卵を入れ、麺と卵を食い終わった汁に、ふたたび卵を投入し、
「栄養がついたから大丈夫だ」
などという食い方もございました。

さて、世は、カップ麺派と、袋麺派に分かれておりますです。

麺だけでなく、すべてが何となく二派がございます。
陰陽を論じたいわけではありませんが、昼派と夜派。夏好きと冬好き。心理学派と占い派。東洋医学と西洋医学。与党と野党。
いずれでもないお方にとってはどーでもイイことなのかもしれませんが、両派は永遠の意地張りがあるよーにも見かけられます。

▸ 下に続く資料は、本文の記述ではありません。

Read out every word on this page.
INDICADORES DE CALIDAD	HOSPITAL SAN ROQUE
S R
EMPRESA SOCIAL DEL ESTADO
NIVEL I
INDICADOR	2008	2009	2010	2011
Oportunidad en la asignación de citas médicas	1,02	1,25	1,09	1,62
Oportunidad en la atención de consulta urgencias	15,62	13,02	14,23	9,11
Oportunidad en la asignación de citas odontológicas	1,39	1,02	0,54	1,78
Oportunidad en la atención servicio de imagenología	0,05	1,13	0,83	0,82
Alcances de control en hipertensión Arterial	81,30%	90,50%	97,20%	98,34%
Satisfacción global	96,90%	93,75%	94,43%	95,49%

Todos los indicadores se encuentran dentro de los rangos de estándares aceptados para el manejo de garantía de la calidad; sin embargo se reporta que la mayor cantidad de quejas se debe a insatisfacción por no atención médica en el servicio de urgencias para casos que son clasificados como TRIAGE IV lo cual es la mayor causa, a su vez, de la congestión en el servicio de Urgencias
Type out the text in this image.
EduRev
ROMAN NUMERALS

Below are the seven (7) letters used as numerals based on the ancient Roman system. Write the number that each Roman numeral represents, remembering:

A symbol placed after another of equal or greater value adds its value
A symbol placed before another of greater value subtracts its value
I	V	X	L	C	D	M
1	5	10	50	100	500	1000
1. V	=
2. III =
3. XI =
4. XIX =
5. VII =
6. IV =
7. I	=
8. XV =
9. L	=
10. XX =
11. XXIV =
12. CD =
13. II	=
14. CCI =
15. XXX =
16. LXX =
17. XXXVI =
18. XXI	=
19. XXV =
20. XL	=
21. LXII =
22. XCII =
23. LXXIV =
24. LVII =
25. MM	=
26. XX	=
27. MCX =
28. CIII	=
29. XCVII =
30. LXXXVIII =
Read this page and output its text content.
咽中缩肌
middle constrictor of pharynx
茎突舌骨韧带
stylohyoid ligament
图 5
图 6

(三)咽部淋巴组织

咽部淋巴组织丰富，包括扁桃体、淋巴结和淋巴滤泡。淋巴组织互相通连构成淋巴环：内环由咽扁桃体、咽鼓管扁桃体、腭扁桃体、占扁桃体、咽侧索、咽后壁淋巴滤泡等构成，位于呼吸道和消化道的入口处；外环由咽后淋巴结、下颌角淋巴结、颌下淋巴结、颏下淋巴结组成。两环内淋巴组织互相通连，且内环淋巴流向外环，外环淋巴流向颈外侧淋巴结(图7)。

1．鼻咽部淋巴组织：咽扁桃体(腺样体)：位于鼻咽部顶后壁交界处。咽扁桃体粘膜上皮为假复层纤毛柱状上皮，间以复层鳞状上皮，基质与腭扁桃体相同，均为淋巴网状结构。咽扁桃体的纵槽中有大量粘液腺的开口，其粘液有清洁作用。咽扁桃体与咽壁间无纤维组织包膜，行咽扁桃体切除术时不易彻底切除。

私メは大の中国軽蔑派であるのに、やっていることは中国占術。
なさけない葛藤が体内に潜んで居る次第であります。

が、最初の分かれ道の一歩で、運命が決まることは間違いありません。

で、私メは袋麺派なのであります。

カップ麺も袋麺も好んで食べた一時期はございましたけれど、現在は、完全なる袋麺派なのであります。

ごくたまに、飲み屋などで、
「わたしはカップ麺」
「ぼくは袋麺」
と、意見が対立する微笑ましい論争があり、しかし、
「カップ麺派のお女性とは親しくなれないな」
「わたしだって袋麺派のケチとは付き合うものですか」

袋麺派から言わせてもらえると、袋麺派はいろいろなバリエーションを楽しめるのであります。火加減からはじまり、固焼きそばや、つけ麺も作れるので楽しいのであります。

「毎回、そんな工夫をしているんじゃないでしょう、バカみたい」
のひと言で沈没してしまいますけれど、やはり袋麺を選んでしまうのであります。

この先も、様々な即席麺が登場しては消えていくのでございましょう。

日清や明星などの出す新発売の麺の奥底で、1960年代に誕生した各社の即席麺の原型ともいえるスープのお味がかすかに生きていることに懐かしさを覚えるのでございます。